MOÇÃO DE APOIO AO PROJETO DE LEI Nº 896/2023, QUE TIPIFICA A MISOGINIA COMO FORMA DE DISCRIMINAÇÃO

Proposição da Área Feminismos Negros da ABPN ao XIV Congresso Brasileiro de Pesquisadores/as Negros/as – COPENE

Por reconhecer que a misoginia não constitui apenas uma expressão de violência de gênero, mas uma estrutura de discriminação que restringe direitos, compromete a cidadania plena das mulheres e produz impactos profundos sobre sua autonomia econômica, participação política, produção científica e acesso aos espaços de poder e decisão, o XIV Congresso Brasileiro de Pesquisadores(as) Negros(as) – COPENE, espaço de excelência da produção científica negra brasileira e de fortalecimento das lutas por igualdade racial, de gênero, justiça social e democracia, manifesta, por meio desta Moção, seu irrestrito apoio ao PL 896/2023, em tramitação na Câmara Federal, para tipificar a misoginia como forma de discriminação e estabelecer mecanismos de responsabilização para práticas motivadas pelo ódio, desprezo ou aversão às mulheres.
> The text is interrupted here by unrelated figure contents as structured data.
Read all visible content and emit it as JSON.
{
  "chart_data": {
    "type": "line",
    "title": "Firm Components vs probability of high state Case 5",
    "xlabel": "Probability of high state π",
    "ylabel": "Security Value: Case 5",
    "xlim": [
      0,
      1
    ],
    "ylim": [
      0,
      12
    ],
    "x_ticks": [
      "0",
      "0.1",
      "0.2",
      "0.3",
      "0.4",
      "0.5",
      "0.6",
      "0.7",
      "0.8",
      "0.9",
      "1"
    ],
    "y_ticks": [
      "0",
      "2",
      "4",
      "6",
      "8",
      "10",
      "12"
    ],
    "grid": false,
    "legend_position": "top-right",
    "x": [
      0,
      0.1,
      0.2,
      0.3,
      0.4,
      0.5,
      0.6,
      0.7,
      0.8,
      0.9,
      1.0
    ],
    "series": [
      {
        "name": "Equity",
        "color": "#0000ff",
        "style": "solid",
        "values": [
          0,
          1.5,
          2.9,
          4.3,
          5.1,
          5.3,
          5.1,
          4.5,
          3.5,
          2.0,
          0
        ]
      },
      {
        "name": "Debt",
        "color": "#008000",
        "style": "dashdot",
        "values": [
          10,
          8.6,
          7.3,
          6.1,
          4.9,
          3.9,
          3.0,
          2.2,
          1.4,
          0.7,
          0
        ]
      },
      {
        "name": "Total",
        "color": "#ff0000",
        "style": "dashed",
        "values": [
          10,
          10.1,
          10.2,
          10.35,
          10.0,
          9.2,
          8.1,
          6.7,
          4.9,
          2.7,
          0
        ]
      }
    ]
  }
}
A violência misógina manifesta-se de forma cotidiana nos ambientes domésticos, institucionais, acadêmicos, políticos e digitais, produzindo exclusões que limitam o exercício dos direitos fundamentais das mulheres.

 Seus efeitos, entretanto, não são experimentados de maneira homogênea. As mulheres negras vivenciam a misoginia de forma interseccionada ao racismo estrutural, reproduzindo desigualdades históricas que atravessam o mercado de trabalho, a renda, a educação, a ciência e o acesso às políticas públicas.

Dados do Instituto Brasileiro de Geografia e Estatística (IBGE) demonstram que as mulheres continuam recebendo remuneração inferior à dos homens, diferença que se aprofunda quando analisada sob o recorte racial. Mulheres, sobretudo as mulheres negras, permanecem concentradas nas ocupações mais precarizadas, apresentam maiores taxas de informalidade, menor rendimento médio e assumem, de forma desproporcional, o trabalho doméstico e de cuidados não remunerado, realidade que compromete sua independência financeira e limita suas oportunidades de ascensão social e profissional.

Da mesma forma, não há desenvolvimento científico verdadeiramente democrático quando pesquisadoras negras continuam enfrentando barreiras estruturais para acessar financiamento, ocupar posições de liderança acadêmica, publicar suas pesquisas, orientar novos pesquisadores e participar dos espaços de formulação das políticas de ciência, tecnologia e inovação.

O COPENE representa um patrimônio da produção científica brasileira justamente por reunir intelectuais que, há décadas, demonstram que as desigualdades de gênero e raça não podem ser compreendidas isoladamente desigualdade econômica constituem sistemas articulados de opressão, exigindo respostas igualmente integradas por parte do Estado brasileiro.

O enfrentamento à misoginia, portanto, constitui medida indispensável para a Promoção da Igualdade de Gênero, da Justiça Racial e da efetivação dos Direitos Humanos.

Nesse sentido, o Projeto de Lei nº 896/2023 representa um importante avanço legislativo ao reconhecer que a misoginia deve ser enfrentada não apenas como manifestação individual de violência, mas como prática discriminatória incompatível com os princípios constitucionais da dignidade da pessoa humana, da igualdade e da não discriminação.

Reafirmamos nosso compromisso institucional com a Promoção da Autonomia Econômica das Mulheres, com a valorização da economia do cuidado, com a eliminação das desigualdades estruturais de Gênero e Raça e com a construção de políticas públicas capazes de assegurar às mulheres condições efetivas para viverem com liberdade, segurança e dignidade.

Ante a tudo que se expõe, cabe trazer à baila que, sem o enfrentamento da misoginia não há autonomia econômica das mulheres. Sem justiça racial não há igualdade de gênero. Sem mulheres negras livres da violência e da discriminação não haverá ciência plenamente democrática nem desenvolvimento sustentável para o Brasil.

Área Feminismos Negros da ABPN

                                                                              Brasília,29 de julho de 2026.